通过分子对接和分子动力学辅助对OliveNet™目录进行虚拟搜索,确定了可对抗严重急性呼吸综合征冠状病毒2(SARS-CoV-2)进入、复制及相关过度炎症反应的潜在裂环环烯醚萜类化合物。OliveNet™是一个从橄榄树(木犀科)不同部位获取的植物化学物质活性目录。橄榄油、富含酚类物质且对健康有益的橄榄果实,在地中海和阿拉伯饮食中不可或缺。裂环环烯醚萜类化合物是橄榄酚类中最大的一类,且仅存在于橄榄果实中。像橄榄果实这样的功能性食品能够以可承受的成本帮助预防和缓解病毒性疾病。利用Autodock Vina对78种裂环环烯醚萜类化合物的932种构象进行系统的虚拟搜索,随后使用Idock和Smina进行精确对接,结果表明女贞苷(NZO)、橄榄苦苷二聚体(OED)和二氢橄榄苦苷(DHO)可阻断SARS-CoV-2刺突(S)蛋白与血管紧张素转换酶2(ACE-2)的界面;去甲基橄榄苦苷(DMO)、新女贞苷(NNZ)和女贞苷(NZE)可阻断SARS-CoV-2主要蛋白酶(M)。通过Desmond对NZO-S蛋白-ACE-2复合物进行分子动力学(MD)模拟,结果显示在50纳秒内该复合物具有稳定性。NZO-S蛋白-ACE-2复合物的均方根偏差(RMSD)在20纳秒后收敛于2.1埃。

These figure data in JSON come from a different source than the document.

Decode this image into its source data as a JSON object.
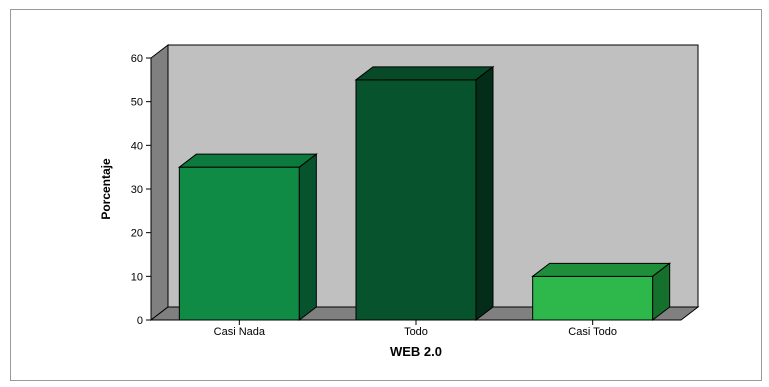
{
  "chart_data": {
    "type": "bar",
    "style": "3d",
    "categories": [
      "Casi Nada",
      "Todo",
      "Casi Todo"
    ],
    "values": [
      35,
      55,
      10
    ],
    "xlabel": "WEB 2.0",
    "ylabel": "Porcentaje",
    "ylim": [
      0,
      60
    ],
    "yticks": [
      0,
      10,
      20,
      30,
      40,
      50,
      60
    ],
    "grid": false,
    "legend": "none",
    "colors": {
      "bars": [
        "#0F8B46",
        "#07532D",
        "#2EB84C"
      ],
      "bar_tops": [
        "#0D7A3D",
        "#064A27",
        "#1E8E3A"
      ],
      "bar_sides": [
        "#07532D",
        "#032D19",
        "#16702D"
      ],
      "back_wall": "#C0C0C0",
      "side_wall": "#808080",
      "floor": "#808080",
      "page_background": "#FFFFFF",
      "frame_border": "#9A9A9A"
    }
  }
}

在MD过程中,相互作用分数证实了NZO与Lys417存在多种相互作用,Lys417是抑制S蛋白的关键残基。DMO-M复合物的MD证明了其稳定性,因为RMSD收敛于1.6埃。MD过程中相互作用分析证实了M的Cys145与DMO的相互作用,进而证实了其抑制作用。对接预测NZO和DMO的半数抑制浓度(IC)分别为11.58和6.44微摩尔。NZO和DMO对S蛋白和M的抑制作用的分子对接和动力学结果相关性良好。六种命中的裂环环烯醚萜类化合物与炎症细胞因子白细胞介素1β(IL1β)、白细胞介素6(IL6)和肿瘤坏死因子α(TNFα)的受体白细胞介素1受体(IL1R)、白细胞介素6受体(IL6R)和肿瘤坏死因子受体1(TNFR1)的对接显示,除DHO外,这些化合物均具有抗炎潜力。由于结构复杂,裂环环烯醚萜类化合物违反了Lipinski的五规则。然而,裂环环烯醚萜类化合物的药物评分支持它们作为药物使用。药物代谢动力学(ADMET)预测表明,裂环环烯醚萜类化合物无毒且口服吸收较低。裂环环烯醚萜类化合物需要进一步优化,是发现抗SARS-CoV-2治疗药物的合适先导化合物。目前,橄榄裂环环烯醚萜类化合物为SARS-CoV-2感染提供了一种可行的预防和治疗方式。